After Saturday's South Carolina primary, the Republican presidential race has realistically narrowed to one candidate, Donald Trump, who has expressed ambivalent feelings about the Affordable Care Act and two, Sens. Marco Rubio and Ted Cruz, who want to erase it. Trump scored a strong victory this weekend over Rubio and Cruz, who essentially tied for second.
On the Democratic side, Hillary Clinton, who wants to improve and expand Obamacare, won a significant victory Saturday over Vermont Sen. Bernie Sanders, a champion of single-payer government health insurance, in the Nevada caucuses.
The fate of the ACA and the shape of the future U.S. healthcare system is likely to be a major issue in the general election. There also could be a war of words and advertising over the future of Medicare and Medicaid.

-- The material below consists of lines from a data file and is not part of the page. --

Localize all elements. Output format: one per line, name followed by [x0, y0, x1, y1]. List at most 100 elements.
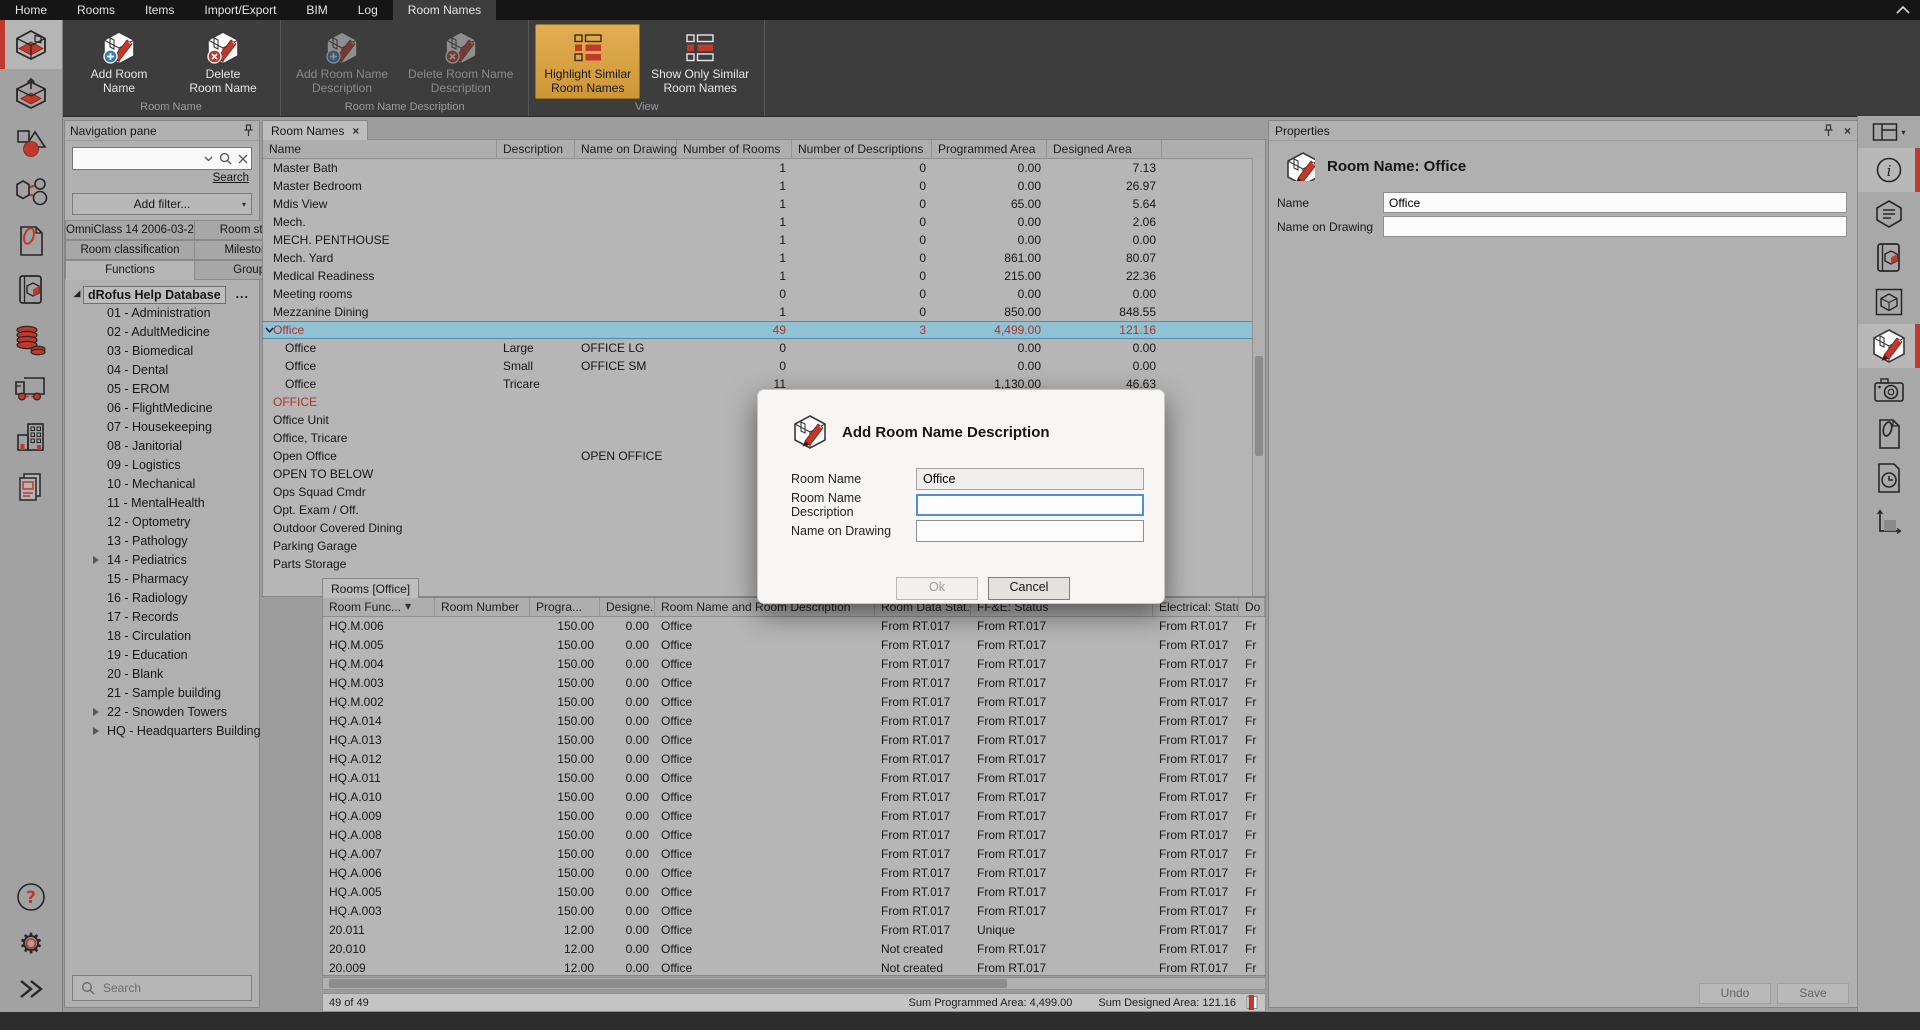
tree-item-09-logistics[interactable]: 09 - Logistics [71, 456, 257, 475]
tree-root-item[interactable]: ◢dRofus Help Database... [71, 285, 257, 304]
scrollbar-thumb[interactable] [329, 979, 1007, 988]
ok-button[interactable]: Ok [896, 577, 978, 600]
truck-icon[interactable] [0, 363, 62, 412]
table-row[interactable]: HQ.A.009150.000.00OfficeFrom RT.017From … [323, 807, 1265, 826]
table-row[interactable]: HQ.A.003150.000.00OfficeFrom RT.017From … [323, 902, 1265, 921]
column-header[interactable]: Designed Area [1047, 140, 1162, 158]
column-header[interactable]: Room Number [435, 598, 530, 616]
database-icon[interactable] [0, 314, 62, 363]
horizontal-scrollbar[interactable] [322, 977, 1266, 990]
expander-icon[interactable] [93, 727, 99, 735]
table-row[interactable]: 20.01112.000.00OfficeFrom RT.017UniqueFr… [323, 921, 1265, 940]
sort-filter-icon[interactable]: ▼ [405, 598, 411, 616]
tree-item-13-pathology[interactable]: 13 - Pathology [71, 532, 257, 551]
search-icon[interactable] [217, 152, 234, 165]
tree-item-01-administration[interactable]: 01 - Administration [71, 304, 257, 323]
table-row[interactable]: Mech. Yard10861.0080.07 [263, 249, 1265, 267]
camera-icon[interactable] [1858, 368, 1920, 412]
tree-item-06-flightmedicine[interactable]: 06 - FlightMedicine [71, 399, 257, 418]
close-icon[interactable]: × [352, 125, 359, 137]
ribbon-collapse-button[interactable] [1886, 0, 1920, 20]
cube-pencil-icon[interactable] [1858, 324, 1920, 368]
tree-item-15-pharmacy[interactable]: 15 - Pharmacy [71, 570, 257, 589]
settings-gear-icon[interactable]: ⚙ [0, 920, 62, 966]
add-room-name-button[interactable]: Add RoomName [68, 24, 170, 99]
expander-icon[interactable] [93, 556, 99, 564]
tree-item-19-education[interactable]: 19 - Education [71, 646, 257, 665]
show-only-similar-room-names-button[interactable]: Show Only SimilarRoom Names [642, 24, 758, 99]
attachment-doc-icon[interactable] [1858, 412, 1920, 456]
cancel-button[interactable]: Cancel [988, 577, 1070, 600]
navigation-search-combobox[interactable] [72, 147, 252, 170]
highlight-similar-room-names-button[interactable]: Highlight SimilarRoom Names [535, 24, 640, 99]
table-row[interactable]: HQ.A.006150.000.00OfficeFrom RT.017From … [323, 864, 1265, 883]
add-filter-button[interactable]: Add filter... ▾ [72, 193, 252, 215]
table-row[interactable]: HQ.M.005150.000.00OfficeFrom RT.017From … [323, 636, 1265, 655]
field-input-name-on-drawing[interactable] [1383, 216, 1847, 237]
panel-layout-icon[interactable]: ▾ [1858, 116, 1920, 148]
scrollbar-thumb[interactable] [1255, 356, 1263, 456]
table-row[interactable]: Master Bath100.007.13 [263, 159, 1265, 177]
table-row[interactable]: HQ.A.007150.000.00OfficeFrom RT.017From … [323, 845, 1265, 864]
table-row[interactable]: Mdis View1065.005.64 [263, 195, 1265, 213]
chevron-down-icon[interactable] [200, 156, 217, 162]
menu-item-rooms[interactable]: Rooms [62, 0, 130, 20]
table-row[interactable]: 20.01012.000.00OfficeNot createdFrom RT.… [323, 940, 1265, 959]
menu-item-items[interactable]: Items [130, 0, 189, 20]
search-link[interactable]: Search [213, 172, 249, 184]
table-row[interactable]: Medical Readiness10215.0022.36 [263, 267, 1265, 285]
tree-item-17-records[interactable]: 17 - Records [71, 608, 257, 627]
book-cube-icon[interactable] [1858, 236, 1920, 280]
clear-search-icon[interactable] [234, 154, 251, 164]
nav-tab-functions[interactable]: Functions [65, 260, 195, 280]
tree-item-12-optometry[interactable]: 12 - Optometry [71, 513, 257, 532]
table-row[interactable]: 20.00912.000.00OfficeNot createdFrom RT.… [323, 959, 1265, 976]
hexagon-doc-icon[interactable] [1858, 192, 1920, 236]
vertical-scrollbar[interactable] [1252, 158, 1265, 596]
tree-item-18-circulation[interactable]: 18 - Circulation [71, 627, 257, 646]
delete-room-name-button[interactable]: DeleteRoom Name [172, 24, 274, 99]
column-header[interactable]: Progra... [530, 598, 600, 616]
column-header[interactable]: Designe... [600, 598, 655, 616]
table-row[interactable]: OfficeLargeOFFICE LG00.000.00 [263, 339, 1265, 357]
column-header[interactable]: Room Func...▼ [323, 598, 435, 616]
navigation-search-input[interactable] [73, 150, 200, 167]
table-row[interactable]: Office4934,499.00121.16 [263, 321, 1265, 339]
expander-icon[interactable] [93, 708, 99, 716]
table-row[interactable]: MECH. PENTHOUSE100.000.00 [263, 231, 1265, 249]
tree-item-11-mentalhealth[interactable]: 11 - MentalHealth [71, 494, 257, 513]
menu-item-log[interactable]: Log [343, 0, 393, 20]
dialog-input-room-name-description[interactable] [916, 494, 1144, 516]
tree-item-hq-headquarters-building[interactable]: HQ - Headquarters Building [71, 722, 257, 741]
tree-item-14-pediatrics[interactable]: 14 - Pediatrics [71, 551, 257, 570]
chevron-down-icon[interactable] [265, 327, 274, 333]
papers-icon[interactable] [0, 461, 62, 510]
tree-item-05-erom[interactable]: 05 - EROM [71, 380, 257, 399]
column-header[interactable]: Programmed Area [932, 140, 1047, 158]
table-row[interactable]: Mech.100.002.06 [263, 213, 1265, 231]
field-input-name[interactable] [1383, 192, 1847, 213]
column-header[interactable]: Name on Drawing [575, 140, 677, 158]
tab-rooms-office[interactable]: Rooms [Office] [322, 578, 419, 598]
tree-item-03-biomedical[interactable]: 03 - Biomedical [71, 342, 257, 361]
pin-icon[interactable] [1823, 124, 1834, 137]
tree-item-21-sample-building[interactable]: 21 - Sample building [71, 684, 257, 703]
table-row[interactable]: HQ.A.011150.000.00OfficeFrom RT.017From … [323, 769, 1265, 788]
items-cube-icon[interactable] [0, 69, 62, 118]
column-header[interactable]: Number of Rooms [677, 140, 792, 158]
table-row[interactable]: HQ.A.010150.000.00OfficeFrom RT.017From … [323, 788, 1265, 807]
tree-item-07-housekeeping[interactable]: 07 - Housekeeping [71, 418, 257, 437]
table-row[interactable]: HQ.M.003150.000.00OfficeFrom RT.017From … [323, 674, 1265, 693]
info-icon[interactable]: i [1858, 148, 1920, 192]
nav-tab-room-classification[interactable]: Room classification [65, 240, 195, 260]
table-row[interactable]: Meeting rooms000.000.00 [263, 285, 1265, 303]
rooms-cube-icon[interactable] [0, 20, 62, 69]
tree-item-menu-button[interactable]: ... [236, 285, 257, 304]
tree-item-22-snowden-towers[interactable]: 22 - Snowden Towers [71, 703, 257, 722]
column-header[interactable]: Do [1239, 598, 1265, 616]
table-row[interactable]: HQ.A.012150.000.00OfficeFrom RT.017From … [323, 750, 1265, 769]
tree-item-16-radiology[interactable]: 16 - Radiology [71, 589, 257, 608]
expander-icon[interactable]: ◢ [71, 285, 83, 304]
menu-item-bim[interactable]: BIM [291, 0, 342, 20]
table-row[interactable]: HQ.M.004150.000.00OfficeFrom RT.017From … [323, 655, 1265, 674]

There's one other long-shot GOP contender, Ohio Gov. John Kasich, who supports the Medicaid expansion part of the healthcare reform law. He plans to slog on through the Super Tuesday primaries across the country March 1. Dr. Ben Carson, who also finished far back in the GOP field in South Carolina, also plans to continue running, though his campaign has fallen apart.
Jeb Bush, who came out in favor of replacing the ACA with some kind of system of catastrophic health insurance system, dropped out of the Republican race after doing poorly in South Carolina.
Clinton and Sanders next will battle it out next Saturday in South Carolina's Democratic primary, where Clinton has led by large margins in the polls given her support in the state's large African-American population. If she performs as well as expected there, many experts predict she will cruise to the nomination after having survived Nevada with a five percentage point victory.
The Republicans will vie Tuesday in Nevada's GOP caucuses. Some experts say Trump will be hard to stop following his strong showing in South Carolina, with a 10 percentage point victory margin. Other pundits, however, say mainstream Republican support may begin to coalesce around Rubio or, less likely, Kasich. Cruz has to do very well among hard-core conservatives and evangelical Christian voters in the March 1 primaries in the southern states to keep his hopes alive.
Last Thursday, Trump shocked many observers by supporting a core feature of the Affordable Act hated by conservatives—the requirement that nearly everyone buy health insurance. When asked during a televised town hall meeting how people with pre-existing health conditions would purchase insurance if the health law and the mandate were eliminated, he said, “I like the mandate.”
“So here's where I'm a little bit different,” he continued. “I don't want people dying on the streets.”
But the next day, the billionaire real estate developer backpedaled, insisting he vigorously opposes the entire ACA.
Still, Trump earlier last week said that while he would push standard Republican healthcare solutions such as health savings accounts and sales of insurance plans across state lines, he saw a role for government health programs.
For patients who could not afford insurance, he said, “We're going to take care of them through maybe concepts of Medicare.” Like his subsequent comments about the individual mandate, that drew fierce rebukes from other Republicans.
On Sunday, Trump continued to break with GOP healthcare orthodoxy. He said Republicans should stop attacking policies to expand coverage. “That's part of the problem with the Republicans,” he said on NBC's Meet the Press. “Somehow they got fed into this horrible position” of opposing expansion.
The GOP candidates generally have spoken little about healthcare issues other than to blast the ACA. When the issue comes up, it tends to be awkward for them given that millions of Americans are benefiting from the law.
Cruz had a tough encounter late last month with an Iowa voter who told a story about how his brother-in-law was only able to afford health insurance after the Affordable Care Act took effect, but by then his cancer had advanced too far and he died last year. “Mark never had healthcare until Obamacare,” the man said. “What are you going to replace it with?” The man repeated the question after Cruz launched into his standard critique of the ACA. The senator was widely panned for his failure to offer a convincing solution.
Whatever the GOP candidates say now, any Republican who wins the presidential election in November will face heavy pressure to roll back the ACA given the Republican base's strong opposition to the law and the candidates' repeated vows to repeal it.
In an interview, Chris Jennings, a Democratic healthcare strategist and former senior adviser to the Obama White House, said a Republican president and Congress would at least substantially reduce the ACA's premium tax credits and cut and restructure Medicaid in a major way.
Where a Republican-led government would run into big problems would be in reducing or eliminating the subsidies and repealing the individual mandate while trying to keep the requirement that insurers accept customers regardless of preexisting conditions. Insurers would intensely oppose that because it would create huge risk selection problems and lead to a so-called death spiral in the insurance market. They would threaten to pull out of the individual market, potentially driving up the number of uninsured Americans, he warned.
“A lot of Republicans on the Hill will be nervous about excessive disruption of the current system,” Jennings predicted. “But it will be very hard for Republicans not to do something that creates major disruption, given that their voters expect them to live up to their promises. They'll have to do something meaningful that a lot of healthcare industry stakeholders don't like.”